One point to do with the target of 3 to 4 stock turns: in every industry I’ve worked in (except one), we calculated stock turns as COGS/SOHAC i.e. Cost of Goods Sold / Stock on Hand at Cost. (This is equivalent to your Sales/Stock-at-Sell-Price). However the one exception I’ve found is the Australian Christian Bookselling Industry.
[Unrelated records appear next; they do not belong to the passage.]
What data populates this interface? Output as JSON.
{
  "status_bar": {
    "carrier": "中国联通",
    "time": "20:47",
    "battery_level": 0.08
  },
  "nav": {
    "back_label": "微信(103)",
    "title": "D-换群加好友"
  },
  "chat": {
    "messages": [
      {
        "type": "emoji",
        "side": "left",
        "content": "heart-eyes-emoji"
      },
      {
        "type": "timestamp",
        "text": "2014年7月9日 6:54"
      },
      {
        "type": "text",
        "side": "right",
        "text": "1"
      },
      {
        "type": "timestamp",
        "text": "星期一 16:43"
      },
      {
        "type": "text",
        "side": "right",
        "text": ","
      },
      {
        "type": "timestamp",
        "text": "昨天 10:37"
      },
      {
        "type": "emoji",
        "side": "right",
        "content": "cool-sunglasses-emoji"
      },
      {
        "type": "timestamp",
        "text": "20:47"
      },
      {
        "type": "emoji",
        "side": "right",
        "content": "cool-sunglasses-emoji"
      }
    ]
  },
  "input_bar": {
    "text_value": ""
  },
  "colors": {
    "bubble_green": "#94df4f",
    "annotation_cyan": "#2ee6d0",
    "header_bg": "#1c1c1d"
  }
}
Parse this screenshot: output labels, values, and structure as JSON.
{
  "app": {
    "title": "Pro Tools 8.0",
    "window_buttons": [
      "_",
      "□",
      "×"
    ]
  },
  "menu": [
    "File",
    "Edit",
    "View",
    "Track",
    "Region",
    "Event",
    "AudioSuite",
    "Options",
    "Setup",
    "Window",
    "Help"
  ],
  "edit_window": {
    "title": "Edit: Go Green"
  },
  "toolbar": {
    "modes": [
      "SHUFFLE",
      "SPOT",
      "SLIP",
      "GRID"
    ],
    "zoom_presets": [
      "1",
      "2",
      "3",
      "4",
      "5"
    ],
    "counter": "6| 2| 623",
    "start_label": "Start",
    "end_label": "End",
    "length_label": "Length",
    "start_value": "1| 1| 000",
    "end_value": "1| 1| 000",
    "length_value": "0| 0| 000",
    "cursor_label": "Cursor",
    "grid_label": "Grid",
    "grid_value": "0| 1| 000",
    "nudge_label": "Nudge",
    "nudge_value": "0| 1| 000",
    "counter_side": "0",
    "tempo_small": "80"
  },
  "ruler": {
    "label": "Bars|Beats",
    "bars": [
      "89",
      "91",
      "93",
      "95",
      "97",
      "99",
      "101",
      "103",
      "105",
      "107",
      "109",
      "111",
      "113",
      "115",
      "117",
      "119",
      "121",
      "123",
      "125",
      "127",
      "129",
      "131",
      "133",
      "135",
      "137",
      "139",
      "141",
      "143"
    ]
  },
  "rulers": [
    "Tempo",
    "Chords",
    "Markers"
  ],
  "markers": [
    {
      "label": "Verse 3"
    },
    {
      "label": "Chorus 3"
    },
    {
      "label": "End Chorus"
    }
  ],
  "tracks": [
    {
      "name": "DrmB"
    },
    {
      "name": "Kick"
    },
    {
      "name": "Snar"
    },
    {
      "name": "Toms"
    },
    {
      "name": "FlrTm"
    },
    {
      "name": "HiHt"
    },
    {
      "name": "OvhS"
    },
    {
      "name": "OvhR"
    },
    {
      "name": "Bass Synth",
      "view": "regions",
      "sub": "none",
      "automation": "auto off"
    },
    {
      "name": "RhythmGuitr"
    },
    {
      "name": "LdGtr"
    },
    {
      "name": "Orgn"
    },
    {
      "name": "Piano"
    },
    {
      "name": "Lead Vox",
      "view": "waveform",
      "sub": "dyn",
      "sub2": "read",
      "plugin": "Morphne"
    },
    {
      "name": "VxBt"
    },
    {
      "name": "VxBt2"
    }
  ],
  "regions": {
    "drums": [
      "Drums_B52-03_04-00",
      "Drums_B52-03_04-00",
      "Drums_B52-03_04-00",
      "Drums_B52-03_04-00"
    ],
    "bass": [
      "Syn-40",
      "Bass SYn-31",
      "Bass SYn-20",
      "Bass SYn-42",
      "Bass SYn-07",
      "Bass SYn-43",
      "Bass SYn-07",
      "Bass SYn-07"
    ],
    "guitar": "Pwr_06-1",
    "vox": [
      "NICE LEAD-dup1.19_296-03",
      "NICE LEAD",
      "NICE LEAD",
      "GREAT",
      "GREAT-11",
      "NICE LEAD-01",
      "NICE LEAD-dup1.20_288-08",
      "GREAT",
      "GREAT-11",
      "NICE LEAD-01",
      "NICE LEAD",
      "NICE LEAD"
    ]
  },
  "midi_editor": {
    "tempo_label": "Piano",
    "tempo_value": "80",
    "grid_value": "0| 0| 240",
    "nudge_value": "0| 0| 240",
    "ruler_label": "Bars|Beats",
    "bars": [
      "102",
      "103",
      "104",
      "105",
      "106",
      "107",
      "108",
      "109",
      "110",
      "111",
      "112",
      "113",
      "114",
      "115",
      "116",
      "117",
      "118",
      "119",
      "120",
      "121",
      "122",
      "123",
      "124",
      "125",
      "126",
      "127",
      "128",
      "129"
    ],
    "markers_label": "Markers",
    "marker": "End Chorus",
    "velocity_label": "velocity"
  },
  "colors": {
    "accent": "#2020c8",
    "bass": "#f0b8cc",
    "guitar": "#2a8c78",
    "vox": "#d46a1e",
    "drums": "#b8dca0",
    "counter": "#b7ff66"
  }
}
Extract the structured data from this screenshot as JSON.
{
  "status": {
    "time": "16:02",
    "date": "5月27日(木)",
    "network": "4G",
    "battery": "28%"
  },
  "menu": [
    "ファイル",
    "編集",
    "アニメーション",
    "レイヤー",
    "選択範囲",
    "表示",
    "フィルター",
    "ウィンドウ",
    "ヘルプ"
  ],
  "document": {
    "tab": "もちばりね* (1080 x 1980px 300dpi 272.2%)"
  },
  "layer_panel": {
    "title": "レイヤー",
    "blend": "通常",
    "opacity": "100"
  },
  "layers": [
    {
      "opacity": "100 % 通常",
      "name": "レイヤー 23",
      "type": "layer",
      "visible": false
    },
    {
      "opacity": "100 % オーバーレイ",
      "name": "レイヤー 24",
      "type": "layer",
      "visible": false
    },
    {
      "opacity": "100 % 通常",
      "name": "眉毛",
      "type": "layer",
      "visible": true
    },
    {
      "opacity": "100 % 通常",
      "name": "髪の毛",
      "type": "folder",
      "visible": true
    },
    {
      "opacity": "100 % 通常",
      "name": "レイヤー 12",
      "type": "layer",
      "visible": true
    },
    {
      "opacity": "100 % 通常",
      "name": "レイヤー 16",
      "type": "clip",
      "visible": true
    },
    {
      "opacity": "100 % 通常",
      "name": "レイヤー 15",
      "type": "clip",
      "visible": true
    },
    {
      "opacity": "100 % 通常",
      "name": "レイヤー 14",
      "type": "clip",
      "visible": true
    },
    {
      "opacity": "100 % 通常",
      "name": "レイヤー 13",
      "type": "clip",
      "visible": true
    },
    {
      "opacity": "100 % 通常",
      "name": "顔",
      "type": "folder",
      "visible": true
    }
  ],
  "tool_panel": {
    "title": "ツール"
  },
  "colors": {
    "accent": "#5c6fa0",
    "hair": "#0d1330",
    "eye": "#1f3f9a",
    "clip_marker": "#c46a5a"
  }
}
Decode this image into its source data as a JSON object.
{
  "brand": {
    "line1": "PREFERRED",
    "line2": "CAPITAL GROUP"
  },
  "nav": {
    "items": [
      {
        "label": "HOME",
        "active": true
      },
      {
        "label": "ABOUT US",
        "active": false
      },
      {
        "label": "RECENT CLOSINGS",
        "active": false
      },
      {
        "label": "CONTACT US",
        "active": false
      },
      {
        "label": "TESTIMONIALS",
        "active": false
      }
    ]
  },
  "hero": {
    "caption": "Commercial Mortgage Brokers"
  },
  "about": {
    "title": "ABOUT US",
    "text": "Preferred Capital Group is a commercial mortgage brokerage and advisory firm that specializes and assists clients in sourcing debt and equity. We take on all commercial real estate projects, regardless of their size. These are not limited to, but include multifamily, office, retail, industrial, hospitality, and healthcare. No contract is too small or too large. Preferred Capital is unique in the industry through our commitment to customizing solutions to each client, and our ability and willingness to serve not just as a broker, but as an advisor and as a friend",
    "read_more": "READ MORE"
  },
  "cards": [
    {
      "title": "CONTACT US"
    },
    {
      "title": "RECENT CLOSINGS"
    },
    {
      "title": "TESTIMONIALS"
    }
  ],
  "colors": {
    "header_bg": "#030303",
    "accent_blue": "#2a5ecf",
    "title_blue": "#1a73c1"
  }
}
Here, I’ve repeatedly come across a hybrid “Sales/Stock Ratio” which is Sales divided by Stock at COST.
Three examples:
The former manager of a largish Christian bookshop told me that his target was 2.8 i.e. $2.80 of sales for every $1 of stock at COST. [Figures exclude GST]
A friend who worked for Open Book said their chain’s goal was 3.25 i.e. $3.25 of sales for every $1 of stock at COST. This was better than the target of 2.8 in the previous example.
The CBAA website uses this same (hybrid) measurement, where its Bookshop Health Checklist states that the ideal “Stock holding to sales ratio is usually 30% i.e. if your total annual sales estimate is $200,000 then you will probably need $60,000 in stock (at cost).” This is equivalent to a stock/sales ratio of 3.33, which is better (tougher) than either of the previous two examples.
However, even this target stock/sales ratio of 3.33 is nowhere near your target of 3 to 4 stock turns. Using the CBAA’s example:
The bookshop’s sales (excluding GST) are $200k. Assuming an average margin of (say) 40%, its gross margin is $80k and its Cost of Goods Sold is $120k. As it has $60k of stock (at COST), then its stock turns are only 2.0 (for a stock/sales ratio of 3.33).
I know that secular bookshops in Australia do achieve stock turns of 4.0 or even 5.0 – I’ve got a Govt study that shows that. They do this by having large sales of Front-List titles. However, I’m not sure how many Australian Christian bookshops achieve stock turns of even 3. That would require a shop with sales of $200k (and COGS of $120k) to carry only $40k of stock (at COST).
What have other people found on this point? What is your experience as to what actually is achievable in Australia?